Glaciers retreat worldwide, making it necessary to better understand the impacts of retreating glaciers on glacial ecosystems. Our study streams encompassed a gradient of elevation, glacial coverage and streamwater electrical conductivity, suggesting distinct hydrological settings of the glacier-fed streams at the catchment scale as a result of variable contributions of icemelt, snowmelt and groundwater to streamflow (Brown et al., 2003; Brown et al., 2007a; Milner et al., 2009). Additionally, catchment geology and hydrochemical processes may imprint the observed environmental gradient, as indicated by the positive correlation of streamwater electrical conductivity and pH. At local scale, depending on geomorphology (for example, slope and slope breaks), the ablation zone of some of our study glaciers was fragmented following thinning, and meltwater therefore flowed over bare rock exposed to solar radiation (Supplementary Figure 6). This caused elevated and outlying streamwater temperatures in these systems and weakened the relationship between streamwater temperature and glacial coverage across all sites. The physicochemical signatures in glacier-fed streams thus reflected catchment scale and local processes operating along the various flow paths (that is, supraglacial, englacial, subglacial and non-glacial).
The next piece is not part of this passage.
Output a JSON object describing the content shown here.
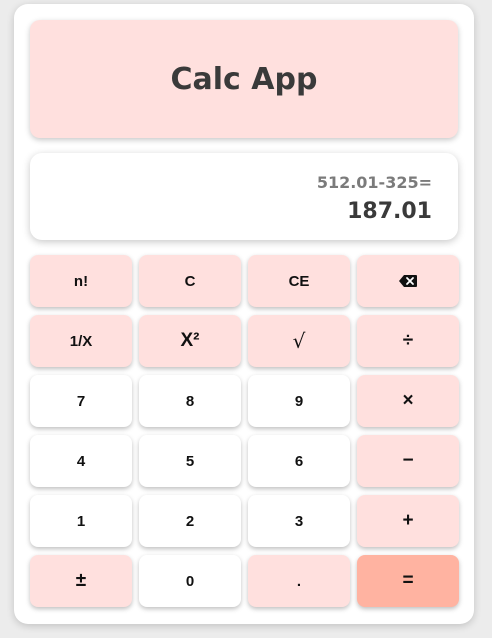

The most abundant phyla identified in our study streams are typical for freshwater ecosystems (Tamames et al., 2010). Their regular occurrence in other ice ecosystems (Simon et al., 2009; Xiang et al., 2009; Anesio and Laybourn-Parry, 2012) suggests that they comprise cryophilic taxa, as also supported by cultivation-dependent approaches (Cheng and Foght, 2007; Loveland-Curtze et al., 2009). Streamwater electrical conductivity and pH were associated with community composition in biofilms at the level of OTUs, family and even of phyla (Figure 3, Supplementary Table 3). These results are in line with soil studies (Fierer and Jackson, 2006) suggesting that pH—a prime physiological control on single-celled organisms—structures microbial communities even at the phylum level (for example, Acidobacteria, Proteobacteria), and with studies on invertebrate communities in glacier-fed streams (Brown et al., 2007b). Certain biofilm taxa, some of them (for example, Nitrospira) having critical roles in biogeochemistry, seem particularly prone to physicochemical shifts. Streamwater temperature, known to influence benthic microbial community composition in streams (Hullar et al., 2006), appeared to further affect biofilm community composition, probably at a more local scale given the pattern of streamwater temperature among our study streams. Expected long-term changes of physiochemical conditions following glacial retreat could potentially have widespread implications for glacial stream ecosystem functions. Owing to their sessile mode of life, biofilm microorganisms are likely even more susceptible to such changes compared with transient cells in the streamwater.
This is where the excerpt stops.